# What you'll need:
→ Ice Cream Base
01 - 2 cups full-fat cottage cheese
02 - 1/3 cup pure maple syrup or honey
03 - 1 teaspoon vanilla extract
04 - 1/2 cup heavy cream (optional, for additional creaminess)
05 - Pinch of salt
→ Edible Cookie Dough
06 - 1/2 cup heat-treated all-purpose flour
07 - 2 tablespoons unsalted butter, softened
08 - 2 tablespoons light brown sugar
09 - 1 tablespoon granulated sugar
10 - 1 tablespoon milk
11 - 1/2 teaspoon vanilla extract
12 - Pinch of salt
13 - 1/4 cup mini chocolate chips
# Method:
01 - Cream together softened butter, light brown sugar, and granulated sugar in a small mixing bowl until smooth.

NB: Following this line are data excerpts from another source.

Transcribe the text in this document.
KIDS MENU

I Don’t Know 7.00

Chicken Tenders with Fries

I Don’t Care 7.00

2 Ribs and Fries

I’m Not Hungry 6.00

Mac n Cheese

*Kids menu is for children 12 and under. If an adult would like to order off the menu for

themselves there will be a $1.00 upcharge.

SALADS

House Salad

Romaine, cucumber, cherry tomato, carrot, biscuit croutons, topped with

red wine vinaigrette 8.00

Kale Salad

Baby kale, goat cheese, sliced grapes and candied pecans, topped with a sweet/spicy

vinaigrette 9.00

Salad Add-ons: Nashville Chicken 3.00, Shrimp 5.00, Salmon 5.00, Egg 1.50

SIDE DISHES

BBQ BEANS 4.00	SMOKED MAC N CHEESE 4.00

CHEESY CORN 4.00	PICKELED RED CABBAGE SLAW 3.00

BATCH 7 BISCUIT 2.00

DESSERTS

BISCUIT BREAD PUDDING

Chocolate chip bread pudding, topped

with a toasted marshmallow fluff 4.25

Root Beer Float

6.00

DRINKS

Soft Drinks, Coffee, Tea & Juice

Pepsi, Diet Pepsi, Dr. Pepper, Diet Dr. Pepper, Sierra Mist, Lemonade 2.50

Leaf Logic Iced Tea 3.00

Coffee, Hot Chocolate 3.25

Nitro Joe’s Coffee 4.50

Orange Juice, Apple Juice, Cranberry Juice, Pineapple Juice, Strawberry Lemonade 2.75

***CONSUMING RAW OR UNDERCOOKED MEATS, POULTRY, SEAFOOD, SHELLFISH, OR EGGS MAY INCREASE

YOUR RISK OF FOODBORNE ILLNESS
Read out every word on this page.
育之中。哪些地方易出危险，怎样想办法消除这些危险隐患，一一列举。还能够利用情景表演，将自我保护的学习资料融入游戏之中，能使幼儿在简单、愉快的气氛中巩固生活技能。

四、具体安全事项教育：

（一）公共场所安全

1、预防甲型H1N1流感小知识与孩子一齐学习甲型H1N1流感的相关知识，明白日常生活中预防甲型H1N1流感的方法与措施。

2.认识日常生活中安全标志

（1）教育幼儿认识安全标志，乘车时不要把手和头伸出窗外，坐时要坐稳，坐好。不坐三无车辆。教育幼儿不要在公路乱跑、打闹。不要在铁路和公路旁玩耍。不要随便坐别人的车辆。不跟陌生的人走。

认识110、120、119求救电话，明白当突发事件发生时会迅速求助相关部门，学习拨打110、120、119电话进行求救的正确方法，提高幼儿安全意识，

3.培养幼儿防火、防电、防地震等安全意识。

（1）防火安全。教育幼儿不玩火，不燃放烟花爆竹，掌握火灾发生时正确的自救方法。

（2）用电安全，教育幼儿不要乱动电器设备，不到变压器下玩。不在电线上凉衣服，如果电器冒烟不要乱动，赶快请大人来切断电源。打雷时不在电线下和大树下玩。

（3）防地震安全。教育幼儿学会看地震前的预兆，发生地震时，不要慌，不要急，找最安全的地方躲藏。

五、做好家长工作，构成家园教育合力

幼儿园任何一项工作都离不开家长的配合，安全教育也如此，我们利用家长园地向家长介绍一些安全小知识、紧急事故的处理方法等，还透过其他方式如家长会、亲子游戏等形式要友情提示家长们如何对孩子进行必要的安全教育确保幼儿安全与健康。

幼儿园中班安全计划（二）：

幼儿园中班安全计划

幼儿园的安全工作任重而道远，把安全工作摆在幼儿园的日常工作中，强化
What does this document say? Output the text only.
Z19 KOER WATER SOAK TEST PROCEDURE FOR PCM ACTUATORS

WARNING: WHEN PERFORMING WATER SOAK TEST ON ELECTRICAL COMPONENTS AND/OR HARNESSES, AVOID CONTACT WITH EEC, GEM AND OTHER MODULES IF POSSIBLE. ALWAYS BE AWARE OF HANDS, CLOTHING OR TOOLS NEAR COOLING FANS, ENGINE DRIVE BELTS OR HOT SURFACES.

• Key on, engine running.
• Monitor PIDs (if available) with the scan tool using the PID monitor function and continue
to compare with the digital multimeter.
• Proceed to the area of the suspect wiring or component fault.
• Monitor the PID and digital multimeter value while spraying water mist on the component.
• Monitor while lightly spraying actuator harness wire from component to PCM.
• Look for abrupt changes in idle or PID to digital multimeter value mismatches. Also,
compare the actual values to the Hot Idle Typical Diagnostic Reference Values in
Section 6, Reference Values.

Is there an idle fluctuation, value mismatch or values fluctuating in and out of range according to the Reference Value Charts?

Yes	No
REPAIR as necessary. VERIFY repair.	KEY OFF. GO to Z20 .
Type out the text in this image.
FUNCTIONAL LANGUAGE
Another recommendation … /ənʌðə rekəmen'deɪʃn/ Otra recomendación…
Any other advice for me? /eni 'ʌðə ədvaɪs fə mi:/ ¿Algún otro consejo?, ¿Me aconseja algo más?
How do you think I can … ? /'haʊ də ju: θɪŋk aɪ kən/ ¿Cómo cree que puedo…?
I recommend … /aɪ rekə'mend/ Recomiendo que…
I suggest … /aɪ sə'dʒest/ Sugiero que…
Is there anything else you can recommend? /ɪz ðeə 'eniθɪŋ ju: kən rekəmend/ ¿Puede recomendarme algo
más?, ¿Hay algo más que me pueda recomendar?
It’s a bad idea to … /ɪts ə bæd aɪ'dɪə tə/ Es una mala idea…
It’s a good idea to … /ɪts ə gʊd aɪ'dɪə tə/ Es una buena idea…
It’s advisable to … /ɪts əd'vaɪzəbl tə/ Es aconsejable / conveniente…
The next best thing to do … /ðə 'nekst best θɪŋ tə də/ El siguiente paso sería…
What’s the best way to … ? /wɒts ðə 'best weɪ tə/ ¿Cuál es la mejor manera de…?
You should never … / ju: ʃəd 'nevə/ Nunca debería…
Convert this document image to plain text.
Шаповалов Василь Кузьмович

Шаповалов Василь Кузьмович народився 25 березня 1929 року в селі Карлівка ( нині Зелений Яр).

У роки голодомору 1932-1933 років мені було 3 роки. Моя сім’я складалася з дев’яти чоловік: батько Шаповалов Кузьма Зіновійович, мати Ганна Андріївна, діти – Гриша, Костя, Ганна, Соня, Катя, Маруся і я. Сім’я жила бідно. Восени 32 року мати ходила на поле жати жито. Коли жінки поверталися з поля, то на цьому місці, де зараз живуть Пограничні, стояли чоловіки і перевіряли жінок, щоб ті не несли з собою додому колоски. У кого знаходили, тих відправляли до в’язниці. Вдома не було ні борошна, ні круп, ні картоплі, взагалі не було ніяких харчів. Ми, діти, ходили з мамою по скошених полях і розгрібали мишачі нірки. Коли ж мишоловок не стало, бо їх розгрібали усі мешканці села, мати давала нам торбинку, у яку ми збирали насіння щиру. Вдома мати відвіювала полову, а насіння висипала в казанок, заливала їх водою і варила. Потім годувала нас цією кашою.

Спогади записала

02 - Mix in milk, vanilla extract, and a pinch of salt until fully combined.
03 - Stir in heat-treated flour until incorporated, then fold in mini chocolate chips.
04 - Form the dough into small marble-sized balls. Transfer to the refrigerator to chill until firm.
05 - In a food processor or high-speed blender, blend cottage cheese, maple syrup or honey, vanilla extract, heavy cream (if using), and a pinch of salt until the mixture is completely smooth and creamy.
06 - Gently fold the chilled cookie dough balls into the blended cottage cheese mixture with a spatula.
07 - Pour the combined mixture into a freezer-safe container, cover, and freeze for at least 4 hours, or until set.
08 - Let the ice cream rest at room temperature for 10 minutes prior to scooping for optimal texture and easy serving.